On peut minimiser ces incertitudes, on ne peut pas les annuler. Il y a toujours un coût à toute mesure prise, et une mesure parfaite demanderait tout le temps et toute l'énergie de tout le monde, un coût en néguentropie infini, on le savait depuis Brillouin, il est bon de le rappeler.
Pour l'instant, en tout cas, on ne peut que se cantonner pragmatiquement à des généralités pifométriques du genre "Untel est un homme de programme, mais Machin ne l'est pas" ou bien "X a du flair, mais il travaille au coup par coup" etc... Le pouvoir de programmation n'est démocratique que dans la mesure où ses hypothèses a-priori risquent d'être falsifiées par le public, et il faudrait pour cela qu'il y ait:
a) une bien plus grande abondance de programmes différenciés;
b) des modalités de réponse plus souples que le simple dilemme silence/applaudissements. Ces conditions sont nécessaires, elles ne sont sans doute pas suffisantes.
Enfin, si l'on voit ici les limites d'un traitement numérique de l'information, il faut souligner que des possibilités de traitement rigoureux non-numérique existent, en particulier du côté de la topologie, analysis situ, etc.

Vaste programme pour les générations futures. En attendant, il me reste à conclure, et j'emprunterai ma conclusion à un ouvrage déjà cité :

(G JUVET, STRUCTRE DES NOUVELLES THEORIES PHYSIQUES, p.l40)
Sans aller jusqu'à dire avec Sir Arthur Eddington que l'on considérera les programmes les lundi, mercredi et vendredi, et les oeuvres les mardi, jeudi et samedi matin (pendant le week-end, on manifestera la plus grande indifférence à toutes ces questions), il est bien évident que ce dualisme est cause de désordre; mais pourvu que l'on sache s'en servir, on peut obtenir rapidement, comme nous l'avons fait, des résultats exacts sans être obligés de recourir à l'application plus difficile des probabilités. Mais ainsi qu'aime à le dire M. Emile Picard, notre illustre maître à tous, nous autres mathématiciens: il est plus facile d'apprendre les mathématiques que de savoir s'en passer.




NOTES

1.- Pourquoi 1896? Parce que c'est le début de la radioactivité naturelle; les atomes cessent d'être insécables, et vont bientôt se résoudre en particules plus élémentaires. Vers la même date, Freud met la dernière main à la Traumdeutung: les individus aussi vont se résoudre en affects plus élémentaires. Condensations, déplacements, etc.: les opérations effectuées par ces débris ne sont rien d'autres que les opérations élémentaires de la théorie des ensemble - ou de la logique classique - qui commencent toutes deux à prendre forme. Quant aux oeuvres, ma foi, même si les collages et les plagiats se multiplient, la critique et la législation en resteront impavidement au XIXème siècle. Cette situation a perduré jusqu'à aujourd'hui.
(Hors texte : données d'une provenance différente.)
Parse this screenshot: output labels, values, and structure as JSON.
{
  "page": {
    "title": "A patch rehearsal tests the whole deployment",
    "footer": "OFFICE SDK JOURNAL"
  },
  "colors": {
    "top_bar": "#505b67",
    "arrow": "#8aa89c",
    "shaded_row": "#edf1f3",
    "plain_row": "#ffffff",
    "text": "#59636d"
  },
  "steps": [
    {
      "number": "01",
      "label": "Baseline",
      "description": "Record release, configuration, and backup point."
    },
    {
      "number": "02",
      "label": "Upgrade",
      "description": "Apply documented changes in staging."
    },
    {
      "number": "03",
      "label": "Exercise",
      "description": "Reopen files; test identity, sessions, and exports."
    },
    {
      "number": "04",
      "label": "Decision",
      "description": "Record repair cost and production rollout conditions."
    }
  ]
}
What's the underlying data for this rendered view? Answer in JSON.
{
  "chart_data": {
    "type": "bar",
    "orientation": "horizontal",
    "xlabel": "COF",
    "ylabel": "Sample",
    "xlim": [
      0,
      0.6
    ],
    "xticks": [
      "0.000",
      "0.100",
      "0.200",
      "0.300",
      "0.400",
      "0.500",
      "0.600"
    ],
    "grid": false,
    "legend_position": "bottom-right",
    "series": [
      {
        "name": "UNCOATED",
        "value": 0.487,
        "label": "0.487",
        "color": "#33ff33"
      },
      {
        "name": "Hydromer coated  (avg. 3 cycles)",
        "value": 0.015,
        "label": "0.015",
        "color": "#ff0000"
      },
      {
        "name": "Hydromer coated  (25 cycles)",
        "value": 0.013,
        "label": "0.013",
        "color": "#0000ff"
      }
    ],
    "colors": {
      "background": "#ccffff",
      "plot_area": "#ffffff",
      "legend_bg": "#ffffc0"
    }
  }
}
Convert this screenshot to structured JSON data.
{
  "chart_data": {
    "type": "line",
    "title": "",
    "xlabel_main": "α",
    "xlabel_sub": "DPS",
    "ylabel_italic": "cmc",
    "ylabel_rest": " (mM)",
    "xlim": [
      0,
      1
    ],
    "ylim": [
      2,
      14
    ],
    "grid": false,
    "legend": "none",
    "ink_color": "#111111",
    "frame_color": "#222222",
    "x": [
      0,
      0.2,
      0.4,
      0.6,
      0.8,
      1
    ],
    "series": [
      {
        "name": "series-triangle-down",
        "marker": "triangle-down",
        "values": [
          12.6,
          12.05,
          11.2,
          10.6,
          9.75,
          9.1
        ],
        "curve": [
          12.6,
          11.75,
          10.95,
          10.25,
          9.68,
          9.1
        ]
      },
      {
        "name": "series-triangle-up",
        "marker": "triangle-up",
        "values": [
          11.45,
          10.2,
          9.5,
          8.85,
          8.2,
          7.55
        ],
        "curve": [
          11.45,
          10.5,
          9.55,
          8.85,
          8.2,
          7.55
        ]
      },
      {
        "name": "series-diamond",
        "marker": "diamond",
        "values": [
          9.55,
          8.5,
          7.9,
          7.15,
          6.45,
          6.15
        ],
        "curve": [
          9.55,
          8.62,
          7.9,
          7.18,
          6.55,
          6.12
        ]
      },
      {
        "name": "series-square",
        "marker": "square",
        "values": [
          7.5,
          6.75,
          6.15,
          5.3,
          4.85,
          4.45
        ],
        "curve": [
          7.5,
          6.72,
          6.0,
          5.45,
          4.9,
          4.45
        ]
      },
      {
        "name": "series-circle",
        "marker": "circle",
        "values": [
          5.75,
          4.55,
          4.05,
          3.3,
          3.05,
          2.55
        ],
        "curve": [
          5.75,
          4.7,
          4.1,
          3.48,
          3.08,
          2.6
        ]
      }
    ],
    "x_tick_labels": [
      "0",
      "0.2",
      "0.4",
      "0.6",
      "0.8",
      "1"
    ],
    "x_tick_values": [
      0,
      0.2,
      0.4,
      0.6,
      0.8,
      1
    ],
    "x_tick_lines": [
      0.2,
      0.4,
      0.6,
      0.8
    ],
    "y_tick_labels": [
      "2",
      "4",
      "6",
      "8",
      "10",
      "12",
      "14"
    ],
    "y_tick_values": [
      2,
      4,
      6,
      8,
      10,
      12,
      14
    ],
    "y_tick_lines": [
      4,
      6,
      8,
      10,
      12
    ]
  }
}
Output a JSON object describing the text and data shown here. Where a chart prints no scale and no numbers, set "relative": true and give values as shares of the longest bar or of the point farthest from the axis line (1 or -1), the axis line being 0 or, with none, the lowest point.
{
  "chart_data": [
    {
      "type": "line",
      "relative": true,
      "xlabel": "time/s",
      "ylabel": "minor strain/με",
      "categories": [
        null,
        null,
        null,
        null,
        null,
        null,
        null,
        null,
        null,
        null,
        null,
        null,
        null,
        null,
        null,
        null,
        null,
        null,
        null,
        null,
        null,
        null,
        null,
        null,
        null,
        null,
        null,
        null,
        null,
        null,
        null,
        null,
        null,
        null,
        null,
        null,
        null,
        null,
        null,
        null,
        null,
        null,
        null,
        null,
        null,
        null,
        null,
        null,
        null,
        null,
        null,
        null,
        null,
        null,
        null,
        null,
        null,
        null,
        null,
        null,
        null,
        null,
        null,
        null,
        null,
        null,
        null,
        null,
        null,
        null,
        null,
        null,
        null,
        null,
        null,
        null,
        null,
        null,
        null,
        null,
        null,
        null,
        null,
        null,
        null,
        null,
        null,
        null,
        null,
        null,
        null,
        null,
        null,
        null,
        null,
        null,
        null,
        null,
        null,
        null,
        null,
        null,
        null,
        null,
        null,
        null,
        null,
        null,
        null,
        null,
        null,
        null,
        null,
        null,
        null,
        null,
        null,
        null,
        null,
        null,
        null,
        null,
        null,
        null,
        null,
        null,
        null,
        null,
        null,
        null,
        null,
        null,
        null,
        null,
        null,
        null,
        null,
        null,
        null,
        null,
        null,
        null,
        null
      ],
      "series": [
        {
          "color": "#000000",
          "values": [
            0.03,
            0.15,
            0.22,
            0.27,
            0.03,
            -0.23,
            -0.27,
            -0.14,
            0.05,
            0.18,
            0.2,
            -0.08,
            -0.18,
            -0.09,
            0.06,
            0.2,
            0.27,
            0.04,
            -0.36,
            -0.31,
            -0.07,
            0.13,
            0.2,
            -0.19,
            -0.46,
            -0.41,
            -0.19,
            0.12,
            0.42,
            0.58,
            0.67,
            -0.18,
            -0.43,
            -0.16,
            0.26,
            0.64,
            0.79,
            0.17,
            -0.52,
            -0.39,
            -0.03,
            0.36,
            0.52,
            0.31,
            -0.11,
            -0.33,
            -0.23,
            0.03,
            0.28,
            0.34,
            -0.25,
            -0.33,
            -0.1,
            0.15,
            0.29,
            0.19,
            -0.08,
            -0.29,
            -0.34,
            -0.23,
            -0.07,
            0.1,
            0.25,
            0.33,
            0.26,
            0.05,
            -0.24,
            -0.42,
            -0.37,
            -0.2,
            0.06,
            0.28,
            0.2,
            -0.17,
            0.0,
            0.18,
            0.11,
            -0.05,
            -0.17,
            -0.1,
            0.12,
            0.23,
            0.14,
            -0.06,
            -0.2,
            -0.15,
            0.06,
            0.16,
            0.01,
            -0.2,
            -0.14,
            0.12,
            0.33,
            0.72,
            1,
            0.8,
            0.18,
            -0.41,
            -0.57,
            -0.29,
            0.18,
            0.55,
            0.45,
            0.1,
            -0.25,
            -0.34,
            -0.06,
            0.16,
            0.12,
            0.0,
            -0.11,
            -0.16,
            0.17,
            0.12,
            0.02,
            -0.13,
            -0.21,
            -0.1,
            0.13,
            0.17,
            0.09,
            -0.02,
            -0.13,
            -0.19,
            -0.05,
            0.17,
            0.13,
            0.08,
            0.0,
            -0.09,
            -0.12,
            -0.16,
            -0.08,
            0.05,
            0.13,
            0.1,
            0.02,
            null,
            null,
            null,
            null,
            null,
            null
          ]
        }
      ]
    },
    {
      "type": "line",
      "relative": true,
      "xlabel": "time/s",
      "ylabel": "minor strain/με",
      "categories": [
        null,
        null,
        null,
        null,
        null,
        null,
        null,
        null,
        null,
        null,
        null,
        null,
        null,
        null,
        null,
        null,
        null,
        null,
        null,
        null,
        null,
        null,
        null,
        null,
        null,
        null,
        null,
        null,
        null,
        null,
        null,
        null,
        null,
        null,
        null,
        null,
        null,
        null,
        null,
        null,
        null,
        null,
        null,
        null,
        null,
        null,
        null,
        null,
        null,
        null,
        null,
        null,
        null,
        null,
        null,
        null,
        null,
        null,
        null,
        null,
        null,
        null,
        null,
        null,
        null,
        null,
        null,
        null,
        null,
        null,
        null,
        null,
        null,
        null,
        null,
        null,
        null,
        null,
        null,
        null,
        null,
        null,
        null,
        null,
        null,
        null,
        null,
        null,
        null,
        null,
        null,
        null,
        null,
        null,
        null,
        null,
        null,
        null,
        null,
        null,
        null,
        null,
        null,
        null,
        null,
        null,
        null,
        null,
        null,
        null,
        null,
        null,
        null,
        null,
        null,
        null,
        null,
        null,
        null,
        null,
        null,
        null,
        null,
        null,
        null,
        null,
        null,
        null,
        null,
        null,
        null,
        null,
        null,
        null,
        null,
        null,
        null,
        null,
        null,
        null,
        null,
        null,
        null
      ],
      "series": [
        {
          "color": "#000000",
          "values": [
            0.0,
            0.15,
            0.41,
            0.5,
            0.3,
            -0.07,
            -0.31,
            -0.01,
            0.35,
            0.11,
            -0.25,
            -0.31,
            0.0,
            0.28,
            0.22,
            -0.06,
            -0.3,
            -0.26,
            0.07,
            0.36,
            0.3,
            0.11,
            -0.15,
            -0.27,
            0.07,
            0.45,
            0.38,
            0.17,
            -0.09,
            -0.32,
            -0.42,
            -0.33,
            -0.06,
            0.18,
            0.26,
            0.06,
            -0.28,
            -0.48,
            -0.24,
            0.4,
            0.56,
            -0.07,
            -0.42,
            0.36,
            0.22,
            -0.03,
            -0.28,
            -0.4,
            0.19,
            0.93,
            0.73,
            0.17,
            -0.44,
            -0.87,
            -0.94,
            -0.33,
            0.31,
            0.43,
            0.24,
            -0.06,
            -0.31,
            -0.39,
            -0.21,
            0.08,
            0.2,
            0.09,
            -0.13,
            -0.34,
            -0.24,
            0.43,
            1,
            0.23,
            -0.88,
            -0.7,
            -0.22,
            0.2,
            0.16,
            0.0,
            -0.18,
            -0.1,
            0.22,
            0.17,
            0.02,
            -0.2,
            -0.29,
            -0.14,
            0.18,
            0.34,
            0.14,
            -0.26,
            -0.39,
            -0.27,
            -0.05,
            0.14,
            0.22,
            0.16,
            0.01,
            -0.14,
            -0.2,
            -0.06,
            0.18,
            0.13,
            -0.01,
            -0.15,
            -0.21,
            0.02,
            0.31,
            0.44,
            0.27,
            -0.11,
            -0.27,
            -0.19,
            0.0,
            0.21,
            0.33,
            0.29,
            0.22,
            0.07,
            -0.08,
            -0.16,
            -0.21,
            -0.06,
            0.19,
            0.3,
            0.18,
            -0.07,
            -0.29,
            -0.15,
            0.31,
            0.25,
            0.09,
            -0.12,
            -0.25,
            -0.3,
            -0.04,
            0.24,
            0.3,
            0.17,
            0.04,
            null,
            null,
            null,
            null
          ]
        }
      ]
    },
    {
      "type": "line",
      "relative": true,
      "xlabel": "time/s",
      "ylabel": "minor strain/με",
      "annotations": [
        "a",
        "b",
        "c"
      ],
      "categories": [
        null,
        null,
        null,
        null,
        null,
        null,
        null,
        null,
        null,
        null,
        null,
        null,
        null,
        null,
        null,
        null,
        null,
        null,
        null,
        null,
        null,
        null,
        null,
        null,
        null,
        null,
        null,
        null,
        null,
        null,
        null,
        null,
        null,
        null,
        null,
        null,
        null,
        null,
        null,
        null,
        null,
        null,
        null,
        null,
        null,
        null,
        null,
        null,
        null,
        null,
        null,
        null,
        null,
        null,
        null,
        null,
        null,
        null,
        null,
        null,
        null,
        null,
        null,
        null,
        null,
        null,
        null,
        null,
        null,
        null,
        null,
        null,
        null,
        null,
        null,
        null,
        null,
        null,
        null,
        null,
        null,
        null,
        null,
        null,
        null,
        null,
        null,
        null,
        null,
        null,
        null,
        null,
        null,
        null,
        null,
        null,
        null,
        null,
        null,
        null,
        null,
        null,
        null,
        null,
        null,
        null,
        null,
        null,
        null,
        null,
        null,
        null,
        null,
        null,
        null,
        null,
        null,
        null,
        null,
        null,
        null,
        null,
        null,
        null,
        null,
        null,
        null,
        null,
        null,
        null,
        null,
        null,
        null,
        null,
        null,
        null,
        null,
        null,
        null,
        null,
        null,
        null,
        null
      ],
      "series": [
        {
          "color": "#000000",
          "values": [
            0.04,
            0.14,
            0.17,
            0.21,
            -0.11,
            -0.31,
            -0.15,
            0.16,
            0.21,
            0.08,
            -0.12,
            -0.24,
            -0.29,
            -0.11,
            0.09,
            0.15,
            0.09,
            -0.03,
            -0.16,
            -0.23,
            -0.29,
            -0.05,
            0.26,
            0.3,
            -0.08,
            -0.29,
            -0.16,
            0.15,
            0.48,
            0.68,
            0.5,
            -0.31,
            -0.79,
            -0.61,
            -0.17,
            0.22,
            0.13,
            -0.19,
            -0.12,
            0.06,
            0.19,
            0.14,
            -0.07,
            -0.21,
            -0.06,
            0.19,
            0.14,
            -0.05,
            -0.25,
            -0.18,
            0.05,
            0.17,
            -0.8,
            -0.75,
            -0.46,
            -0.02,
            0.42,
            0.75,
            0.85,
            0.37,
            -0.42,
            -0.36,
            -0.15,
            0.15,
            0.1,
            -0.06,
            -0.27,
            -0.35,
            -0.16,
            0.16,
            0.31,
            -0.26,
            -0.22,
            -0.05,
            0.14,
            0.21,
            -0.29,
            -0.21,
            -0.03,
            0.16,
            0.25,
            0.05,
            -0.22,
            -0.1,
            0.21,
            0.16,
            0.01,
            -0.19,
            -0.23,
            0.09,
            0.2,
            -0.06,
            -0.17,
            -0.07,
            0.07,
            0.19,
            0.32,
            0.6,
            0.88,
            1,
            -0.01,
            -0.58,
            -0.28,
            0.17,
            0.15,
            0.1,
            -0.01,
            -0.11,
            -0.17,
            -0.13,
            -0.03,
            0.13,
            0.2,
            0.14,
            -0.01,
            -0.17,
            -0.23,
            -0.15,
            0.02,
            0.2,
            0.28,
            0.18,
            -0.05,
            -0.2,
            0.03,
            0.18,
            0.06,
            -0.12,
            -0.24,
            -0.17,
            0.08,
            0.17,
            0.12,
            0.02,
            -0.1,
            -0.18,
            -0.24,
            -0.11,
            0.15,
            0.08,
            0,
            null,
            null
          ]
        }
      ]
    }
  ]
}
2.- Bien qu'ayant émis lui-même en 1900 l'hypothèse des quantas, Max Planck mit ensuite 10 ans à se persuader qu'il avait raison...

3.- On pourrait se demander quels sont les rapports entre la dualité oeuvres/programmes, et l'histoire. Si ces rapports sont bien analogues à ceux qu'entretiennent mécanique quantique et relativité, la réponse est simple: on n'en sait rien. La coordination mécanique quantique/relativité se fait toujours attendre, la quantification du champ gravitationnel n'est toujours pas faite. La quotidianisation du champ historique non plus.

4.- Le Principe d'Exclusion de Pauli énonce que, à l'intérieur d'un même programme, il ne doit pas y avoir de doublons... Par contre, entre 2 programmes concurrents et parallèles, il y a de fortes chances que ces deux programmes deviennent indiscernables (un film sur chaque chaîne, les JT en même temps basés sur les mêmes éléments fournis par les agences, etc.).
Le Principe d'exclusion résulte de la structure de groupe des programmateurs, et de leur permutabilité, ou non.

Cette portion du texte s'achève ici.